Very basic economics imagines that there is a straight-line relationship between price and consumption. That’s often true, but not always. There are examples of what are called inelastic markets, that’s to say that however high the price goes, people will pay it. A good example of this is booze for an alcoholic – they will pay what it takes to get their fix.
But there are also examples of markets where, when the price goes up, people buy more. This is counterintuitive, but humans aren’t always rational. One example of this diamonds, which the marketers have managed to persuade people that are some sort of age-old tradition, but really only became a popular option for engagement rings since the Second World War; and a key part of the marketing strategy was to massively increase the price; making people feel the product must be important, since it’s so expensive.
This is a great trick, if you can get away with it. People buy more because you are charging them more. Not just jewellery, it can also work with cars, some food items, particularly luxury foods – would anyone really want oysters if they were 99 cent for a 10-pack in Aldi? And there is evidence that it works with alcohol.
Now the real giveaway that this is a protectionist measure that has nothing to do with public health is that the price is not being increased by a tax, it is being increased by outlawing price competition; all of the extra that you will pay will go straight to the retailers and suppliers.
They will be coining it. The worst possible thing that could happen for them is that they have slightly reduced sales rewarded with massively increased profit margins. But I’m not at all sure that the sales will be depressed for long.
In modern marketing, aside from higher prices sometimes actually stimulating higher sales, retailers have a whole host of devious ways to trick us into buying more than we really want. That brings me to BOGOF. That stands for Buy One, Get One Free. If you look around your local supermarket you will notice that you don’t seek 50 or whatever precent off any more on many products. Instead, you will much often see Buy One, Get One Free. That’s objectively a worse deal for consumers, you have to buy two products to get the discount. But the retailers have worked out that consumers subconsciously saw the lowering of price as a signal that it was a lower-quality product.

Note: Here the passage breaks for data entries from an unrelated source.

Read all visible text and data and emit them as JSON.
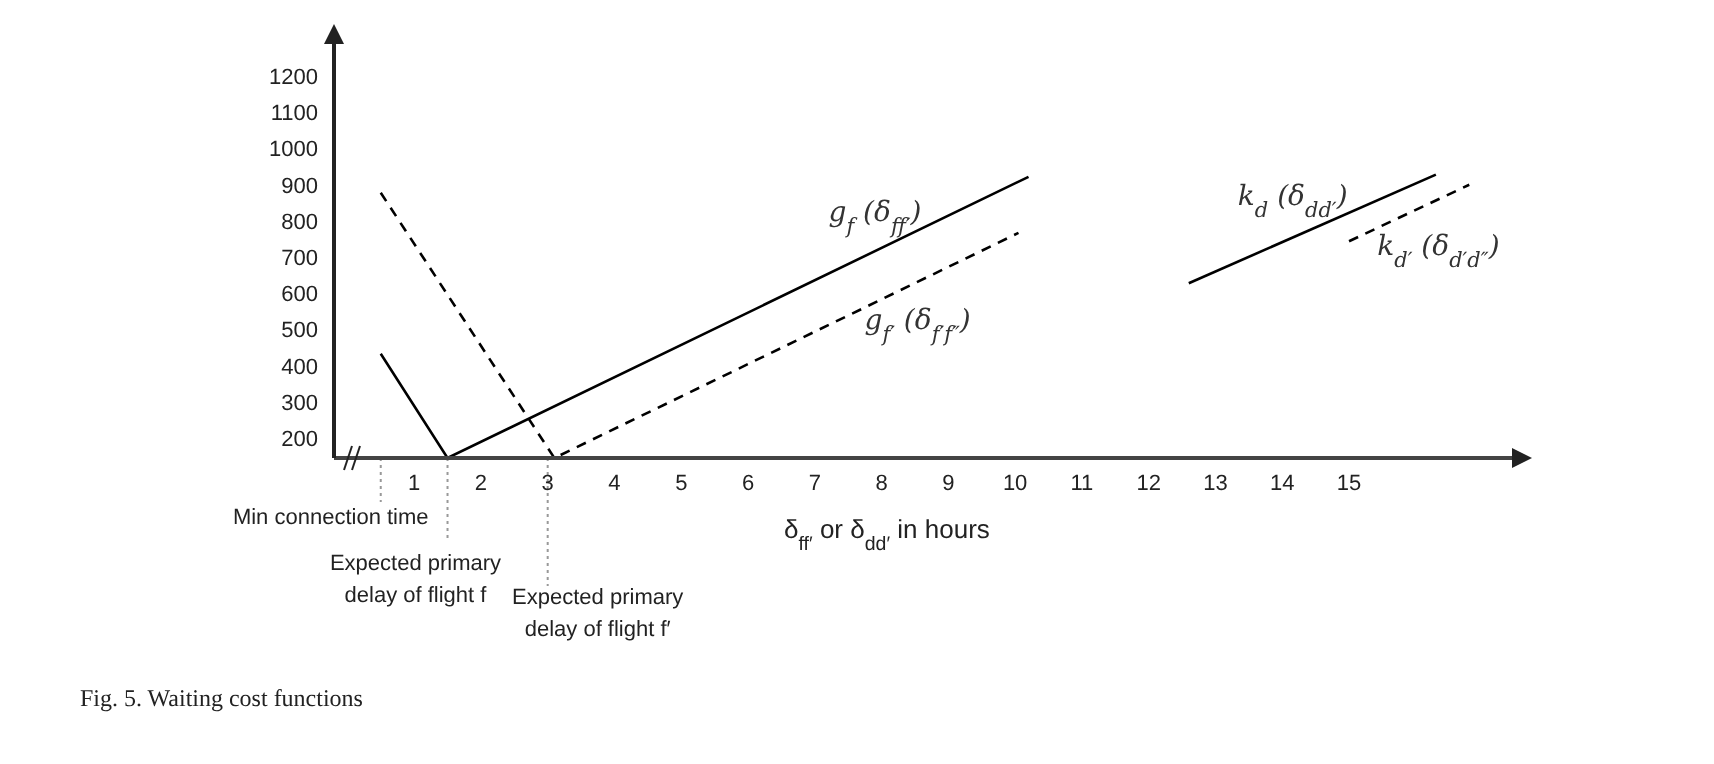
{
  "chart_data": {
    "type": "line",
    "xlabel": "δ$_{ff′}$ or δ$_{dd′}$ in hours",
    "xlim": [
      -0.2,
      17.5
    ],
    "xticks": [
      1,
      2,
      3,
      4,
      5,
      6,
      7,
      8,
      9,
      10,
      11,
      12,
      13,
      14,
      15
    ],
    "ylim": [
      145,
      1300
    ],
    "yticks": [
      200,
      300,
      400,
      500,
      600,
      700,
      800,
      900,
      1000,
      1100,
      1200
    ],
    "marker": "none",
    "series": [
      {
        "name": "g$_{f}$ (δ$_{ff′}$)",
        "color": "#000000",
        "line_style": "solid",
        "x": [
          0.5,
          1.5,
          10.2
        ],
        "values": [
          433,
          145,
          922
        ]
      },
      {
        "name": "g$_{f′}$ (δ$_{f′f″}$)",
        "color": "#000000",
        "line_style": "dashed",
        "x": [
          0.5,
          3.1,
          10.05
        ],
        "values": [
          878,
          145,
          767
        ]
      },
      {
        "name": "k$_{d}$ (δ$_{dd′}$)",
        "color": "#000000",
        "line_style": "solid",
        "x": [
          12.6,
          16.3
        ],
        "values": [
          628,
          928
        ]
      },
      {
        "name": "k$_{d′}$ (δ$_{d′d″}$)",
        "color": "#000000",
        "line_style": "dashed",
        "x": [
          15.0,
          16.8
        ],
        "values": [
          744,
          900
        ]
      }
    ],
    "ref_lines": [
      {
        "axis": "x",
        "value": 0.5,
        "label": "Min connection time",
        "color": "#999999",
        "line_style": "dotted"
      },
      {
        "axis": "x",
        "value": 1.5,
        "label": "Expected primary delay of flight f",
        "color": "#999999",
        "line_style": "dotted"
      },
      {
        "axis": "x",
        "value": 3,
        "label": "Expected primary delay of flight f′",
        "color": "#999999",
        "line_style": "dotted"
      }
    ],
    "annotations": [
      "Fig. 5. Waiting cost functions"
    ]
  }
}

The same thing, but phrased differently, with a requirement to buy two units – Buy One, Get One Free shifts far more units and makes far more profits.
Now that retailers will have much bigger profits, they will also have the cash and the motivation to work out devious marketing tricks to persuade people to buy more booze. It might take them a while, but with such huge profits to be made, and a guarantee that nobody can undercut them on price, you can be sure that they will work it out.
I doubt if this measure will do much for alcoholism in the long term, but you can be certain that it will create another entrenched politically-protected cartel, and that’s not a good thing.